Aucune raison à ce que le prix du lait Spot, supérieur depuis le début de l’année de 140 à 180 €/1000 l aux cotations de l’an dernier, ne baisse. Semaine 11, les 470 €/1000 l départ Grand Ouest ont été reconduits pour la seconde fois consécutive (voir notre observatoire). Pourtant, les laiteries françaises sont toujours très en retrait aux achats compte tenu de leur incapacité à valoriser en PGC sur le marché national le lait à ce niveau de prix. Ce n’est qu’au compte-gouttes qu’elles sont preneuses de citernes pour compléter si nécessaire leur collecte et éviter des pénalités de livraison à leurs acheteurs GMS.

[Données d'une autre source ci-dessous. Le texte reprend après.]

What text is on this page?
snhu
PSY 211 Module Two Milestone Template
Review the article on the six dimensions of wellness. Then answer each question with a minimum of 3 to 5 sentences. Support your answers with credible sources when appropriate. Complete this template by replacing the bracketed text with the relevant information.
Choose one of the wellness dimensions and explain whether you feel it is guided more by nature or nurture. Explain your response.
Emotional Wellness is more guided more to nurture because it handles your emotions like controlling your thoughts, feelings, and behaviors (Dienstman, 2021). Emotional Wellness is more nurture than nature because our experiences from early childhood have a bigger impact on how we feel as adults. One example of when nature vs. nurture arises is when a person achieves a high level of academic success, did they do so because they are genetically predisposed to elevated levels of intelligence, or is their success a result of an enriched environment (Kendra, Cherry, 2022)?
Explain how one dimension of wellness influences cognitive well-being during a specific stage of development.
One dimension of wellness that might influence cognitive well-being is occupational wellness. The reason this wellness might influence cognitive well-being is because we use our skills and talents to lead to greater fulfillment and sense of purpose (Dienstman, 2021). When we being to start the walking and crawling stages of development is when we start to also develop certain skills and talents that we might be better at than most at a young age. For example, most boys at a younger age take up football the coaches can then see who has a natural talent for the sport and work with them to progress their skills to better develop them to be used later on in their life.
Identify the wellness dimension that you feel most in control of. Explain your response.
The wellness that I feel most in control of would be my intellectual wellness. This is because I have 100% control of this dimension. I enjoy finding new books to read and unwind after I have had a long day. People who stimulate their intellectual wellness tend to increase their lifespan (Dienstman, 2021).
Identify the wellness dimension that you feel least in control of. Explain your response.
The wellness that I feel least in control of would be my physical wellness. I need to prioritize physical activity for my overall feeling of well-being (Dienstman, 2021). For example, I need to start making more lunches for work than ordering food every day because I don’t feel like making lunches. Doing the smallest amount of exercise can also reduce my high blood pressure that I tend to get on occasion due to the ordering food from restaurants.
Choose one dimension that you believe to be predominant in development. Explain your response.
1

Collecte française encore à -2,1% semaine 8
Cette faible demande nationale devrait théoriquement faire baisser les prix du lait Spot, sauf que les acheteurs belges et allemands sont toujours aux achats pour fabriquer des produits industriels. Le business reste très intéressant pour eux. La hausse pressentie sur le marché à terme de la cotation du beurre, déjà très haute, ne va pas freiner leurs ardeurs, bien au contraire.

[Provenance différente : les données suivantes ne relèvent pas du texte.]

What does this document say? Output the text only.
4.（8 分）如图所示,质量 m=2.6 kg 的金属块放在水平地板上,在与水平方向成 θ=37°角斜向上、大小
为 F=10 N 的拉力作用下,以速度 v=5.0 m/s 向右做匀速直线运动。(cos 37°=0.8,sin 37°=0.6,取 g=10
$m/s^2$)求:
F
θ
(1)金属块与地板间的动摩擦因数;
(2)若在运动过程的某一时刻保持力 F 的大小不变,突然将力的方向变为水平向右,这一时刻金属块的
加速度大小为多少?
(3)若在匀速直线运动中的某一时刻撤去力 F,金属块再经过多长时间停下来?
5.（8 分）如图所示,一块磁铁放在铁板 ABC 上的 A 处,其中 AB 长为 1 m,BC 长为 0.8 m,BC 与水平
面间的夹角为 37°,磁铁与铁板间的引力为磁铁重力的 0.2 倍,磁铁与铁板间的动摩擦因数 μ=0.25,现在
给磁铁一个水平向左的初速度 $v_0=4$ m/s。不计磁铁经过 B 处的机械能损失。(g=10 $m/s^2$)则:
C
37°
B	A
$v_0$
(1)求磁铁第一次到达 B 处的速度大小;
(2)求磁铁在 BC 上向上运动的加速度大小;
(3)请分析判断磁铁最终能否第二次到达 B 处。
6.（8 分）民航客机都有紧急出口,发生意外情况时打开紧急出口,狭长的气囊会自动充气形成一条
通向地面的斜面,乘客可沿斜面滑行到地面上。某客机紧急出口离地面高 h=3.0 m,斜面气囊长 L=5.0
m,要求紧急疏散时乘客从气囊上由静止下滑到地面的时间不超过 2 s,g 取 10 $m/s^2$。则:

L’autre raison majeure pour laquelle les prix ont été reconduits est que la collecte nationale, bien qu’en phase ascendante mais timide, reste très en retrait par rapport à l’an dernier. La semaine 8, la dernière pointée par FranceAgrimer, situe la ferme France à -2,1 % de l’an dernier (= par rapport à la semaine 7). Même déficit en Allemagne à -1,6 % (+0,6 % par rapport à la semaine 7).